I can really relate to the catastrophising element, I do this too. I find that even a few minutes of really focused mindfulness can help just to turn the notch down a bit. The more I practice, the more effective it becomes. It's worth persevering and perhaps try the practice in a part of the day when you are not at your worst, to give you a chance of getting there 🙂
I like your analogy of a glass jar, it really does feel like that doesn't it, or like a bubble. It's so, so hard to get your head round, just let it sink in. Your body will be protecting you and allowing only a certain amount through, no-one can cope with the full force of this reality all at once. I'm pleased you have good friends.

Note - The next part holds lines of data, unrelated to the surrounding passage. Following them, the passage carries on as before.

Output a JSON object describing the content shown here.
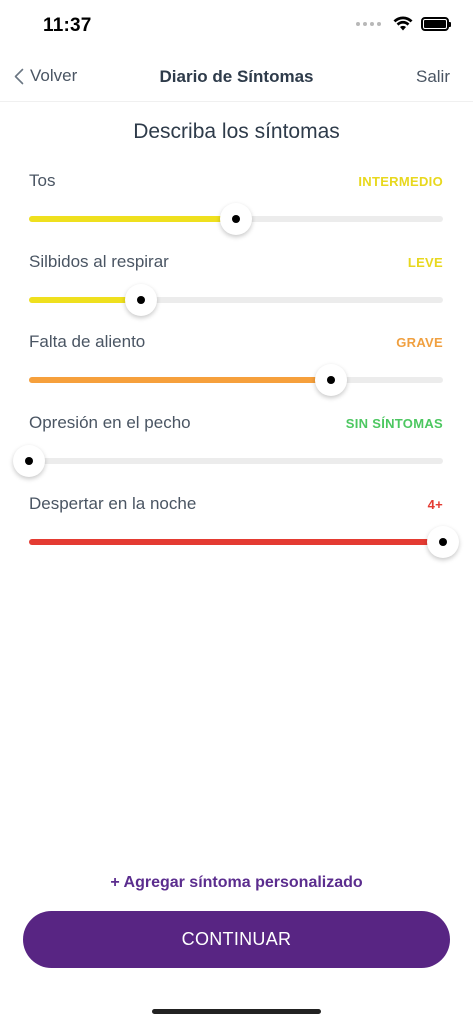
{
  "status_bar": {
    "time": "11:37"
  },
  "nav": {
    "back_label": "Volver",
    "title": "Diario de Síntomas",
    "exit_label": "Salir"
  },
  "section_title": "Describa los síntomas",
  "symptoms": [
    {
      "label": "Tos",
      "level": "INTERMEDIO",
      "level_color": "#e8d81e",
      "fill_color": "#efe01e",
      "value_fraction": 0.5
    },
    {
      "label": "Silbidos al respirar",
      "level": "LEVE",
      "level_color": "#e8d81e",
      "fill_color": "#efe01e",
      "value_fraction": 0.27
    },
    {
      "label": "Falta de aliento",
      "level": "GRAVE",
      "level_color": "#f0a040",
      "fill_color": "#f6a03c",
      "value_fraction": 0.73
    },
    {
      "label": "Opresión en el pecho",
      "level": "SIN SÍNTOMAS",
      "level_color": "#4cc760",
      "fill_color": "#4cc760",
      "value_fraction": 0.0
    },
    {
      "label": "Despertar en la noche",
      "level": "4+",
      "level_color": "#e43b32",
      "fill_color": "#e43b32",
      "value_fraction": 1.0
    }
  ],
  "add_symptom_label": "+ Agregar síntoma personalizado",
  "continue_label": "CONTINUAR",
  "colors": {
    "primary": "#582583",
    "link": "#5b2d8e"
  }
}
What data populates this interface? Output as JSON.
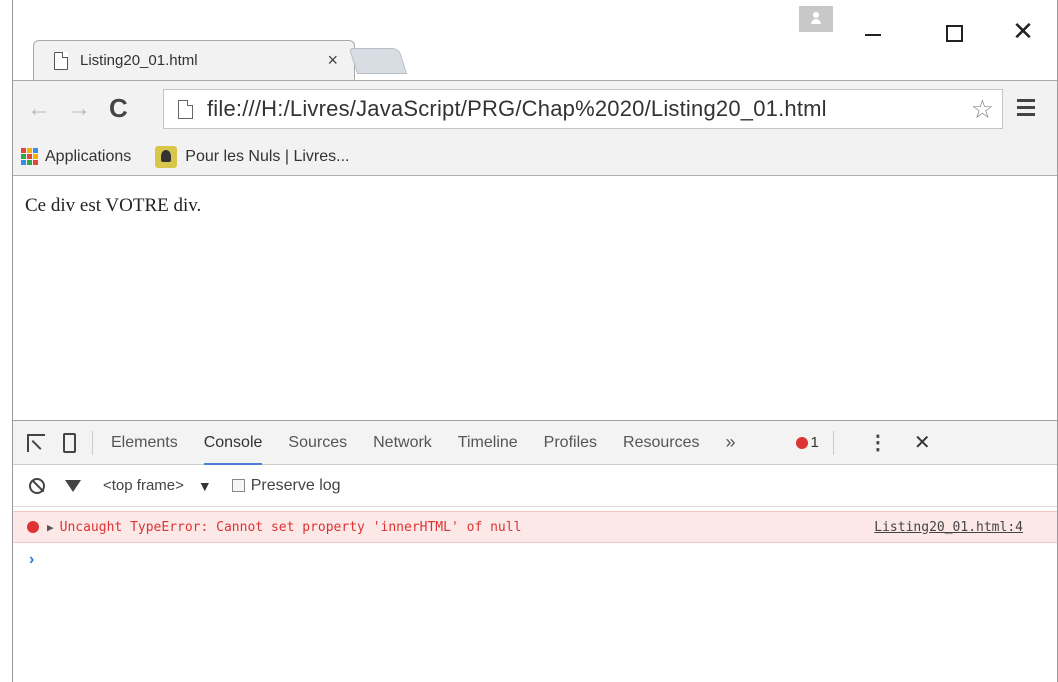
{
  "tab": {
    "title": "Listing20_01.html",
    "close": "×"
  },
  "window_controls": {
    "close": "✕"
  },
  "toolbar": {
    "back": "←",
    "forward": "→",
    "reload": "C",
    "url": "file:///H:/Livres/JavaScript/PRG/Chap%2020/Listing20_01.html",
    "star": "☆"
  },
  "bookmarks": {
    "apps_label": "Applications",
    "item_label": "Pour les Nuls | Livres..."
  },
  "page": {
    "text": "Ce div est VOTRE div."
  },
  "devtools": {
    "tabs": [
      "Elements",
      "Console",
      "Sources",
      "Network",
      "Timeline",
      "Profiles",
      "Resources"
    ],
    "active_tab": "Console",
    "more": "»",
    "error_count": "1",
    "kebab": "⋮",
    "close": "✕",
    "frame": "<top frame>",
    "frame_arrow": "▼",
    "preserve_log": "Preserve log",
    "error_message": "Uncaught TypeError: Cannot set property 'innerHTML' of null",
    "error_source": "Listing20_01.html:4",
    "prompt": "›"
  },
  "colors": {
    "error": "#dd3333",
    "error_bg": "#fde8e8",
    "active_tab_underline": "#4a7fd4"
  }
}
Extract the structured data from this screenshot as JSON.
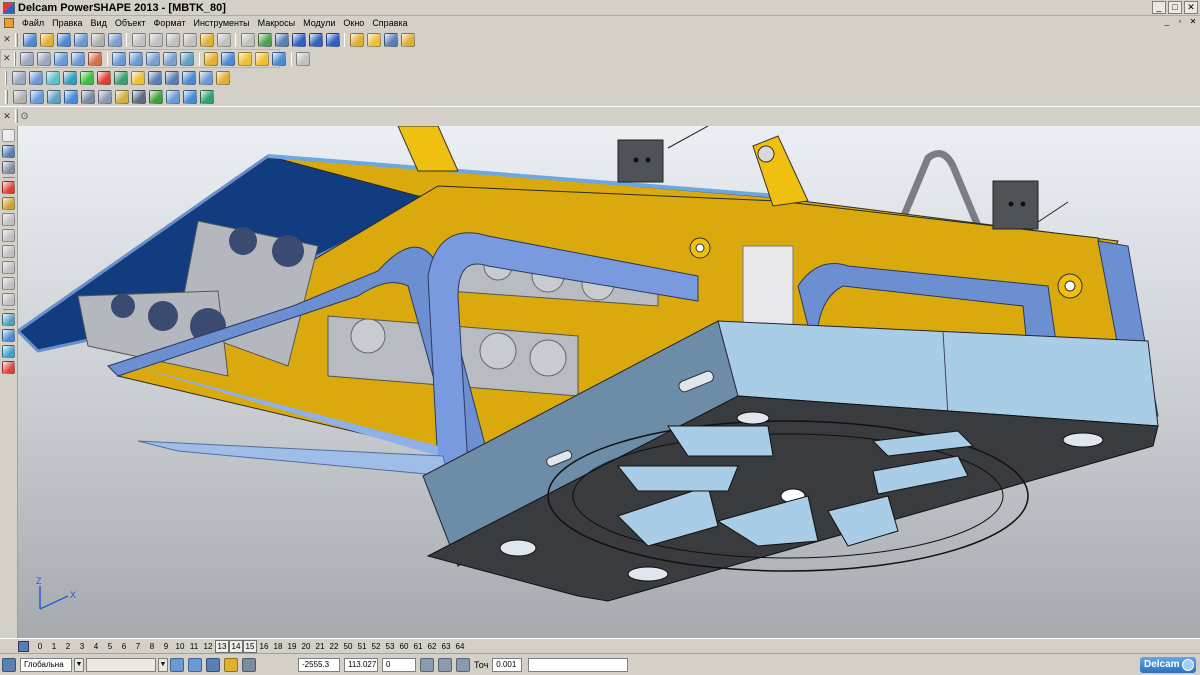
{
  "window": {
    "title": "Delcam PowerSHAPE 2013 - [MBTK_80]",
    "min": "_",
    "max": "□",
    "close": "✕"
  },
  "menu": [
    "Файл",
    "Правка",
    "Вид",
    "Объект",
    "Формат",
    "Инструменты",
    "Макросы",
    "Модули",
    "Окно",
    "Справка"
  ],
  "mdi": {
    "min": "_",
    "restore": "▫",
    "close": "✕"
  },
  "toolbars": {
    "row1_colors": [
      "#4a8ad6",
      "#e0b030",
      "#4a8ad6",
      "#6a9ad6",
      "#b0b0b0",
      "#7aa0d0",
      "#c0c0c0",
      "#c0c0c0",
      "#c0c0c0",
      "#c0c0c0",
      "#e0b030",
      "#c0c0c0",
      "#c0c0c0",
      "#50a050",
      "#5a7fb5",
      "#3060c0",
      "#3060c0",
      "#3060c0",
      "#e0b030",
      "#f0c030",
      "#5a7fb5",
      "#e0b030"
    ],
    "row2_colors": [
      "#9aa8c0",
      "#9aa8c0",
      "#6a9ad6",
      "#6a9ad6",
      "#d07050",
      "#6a9ad6",
      "#6a9ad6",
      "#7aa0d0",
      "#7aa0d0",
      "#60a0c0",
      "#e0b030",
      "#4a8ad6",
      "#f0c030",
      "#f0c030",
      "#4a8ad6",
      "#c0c0c0"
    ],
    "row3_colors": [
      "#9aa8c0",
      "#6a9ad6",
      "#60c0d0",
      "#30a0c0",
      "#40c040",
      "#e04030",
      "#40a070",
      "#f0c030",
      "#5a7fb5",
      "#5a7fb5",
      "#4a8ad6",
      "#6a9ad6",
      "#e0b030"
    ],
    "row4_colors": [
      "#b0b0b0",
      "#6a9ad6",
      "#60a0c0",
      "#4a8ad6",
      "#7a8aa0",
      "#8a9ab0",
      "#d0b040",
      "#5a6a80",
      "#40a040",
      "#6a9ad6",
      "#4a8ad6",
      "#30a070"
    ],
    "close": "✕",
    "pin": "ʘ"
  },
  "left_tool_colors": [
    "#e8e8e8",
    "#5a7fb5",
    "#8090a0",
    "#e04030",
    "#d0a030",
    "#c0c0c0",
    "#c0c0c0",
    "#c0c0c0",
    "#c0c0c0",
    "#c0c0c0",
    "#c0c0c0",
    "#50a0c0",
    "#4a8ad6",
    "#40a0d0",
    "#e04040"
  ],
  "axes": {
    "x": "X",
    "y": "Y",
    "z": "Z"
  },
  "levels": [
    "0",
    "1",
    "2",
    "3",
    "4",
    "5",
    "6",
    "7",
    "8",
    "9",
    "10",
    "11",
    "12",
    "13",
    "14",
    "15",
    "16",
    "18",
    "19",
    "20",
    "21",
    "22",
    "50",
    "51",
    "52",
    "53",
    "60",
    "61",
    "62",
    "63",
    "64"
  ],
  "levels_active": [
    "13",
    "14",
    "15"
  ],
  "status": {
    "workplane": "Глобальна",
    "workplane_drop": "▼",
    "empty_drop": "▼",
    "x": "-2555.3",
    "y": "113.027",
    "z": "0",
    "tolerance_label": "Точ",
    "tolerance": "0.001",
    "brand": "Delcam"
  }
}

I'm sorry to hear about your Mum too 😞 I'm glad the blog helped. Maybe try writing some feelings down yourself? I have found it really helpful to offload. R x
Hi Lemonsqueezy - just read your blog, it was really helpful. It really does feel like limbo (how the **** can I have cancer?!!) - everything is normal, but my life is upside down. I have practiced mindfulness myself, but find it's ok for low-level stress but useless for this as I cannot turn the catastrophising part of my brain off. I have some lovely friends who have tried to help but I still feel very alone, like I am in a glass jar and everything else is going on around me.

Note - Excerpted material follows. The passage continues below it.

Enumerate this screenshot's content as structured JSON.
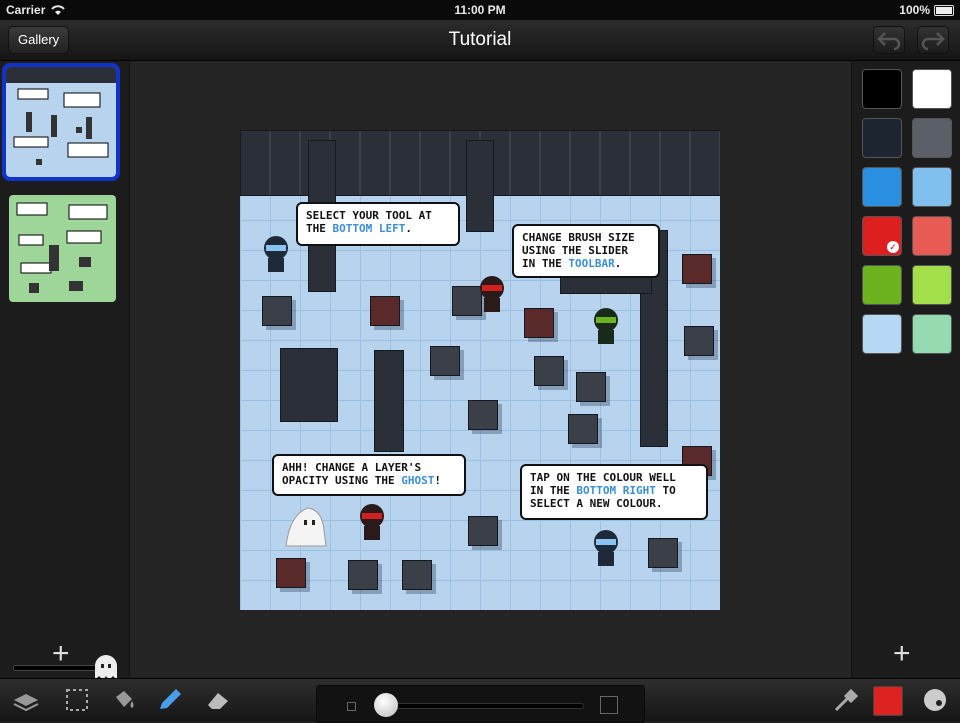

I'm sad to hear about your 'double whammy'. My mum went through this about 12 years ago and became very frail and ill as a result. Remembering that does nothing to help me now.
Hi Calendula 🙂
Oh it absolutely sucks doesn't it. I was also diagnosed mid June and had my lumpectomy last week.
Sometimes I have to stop myself from reading as it gives me more anxiety and I find things to worry about that I may never need to worry about.
I found at the beginning that the whole thing felt so out of my control and I find that concept generally scary. For me surgery has helped me a little more to accept what is happening as it's like the first thing ticked off the list. Up until that point it can feel like such limbo because nothing is happening, you know you have cancer and you're just sitting around waiting for treatment to begin. Does it feel like that for you?
Hello..... diagnosed in mid-June after routine mammogram; up for lumpectomy surgery in a week. No lump, no pain, no nothing, so a massive and dreadful shock which hit me like a truck. I am 56, relatively fit, relatively healthy, enjoy my life and have lots going on - now I feel it's all about to go down the toilet and there is nothing I can do. I've tried to prepare by finding out about the treatments and how to mitigate the side effects, but it just gets worse and worse and more frightening the more you discover (hormone treatment? lymphodema? they don't tell you about that). I'm a wreck and I feel so trapped.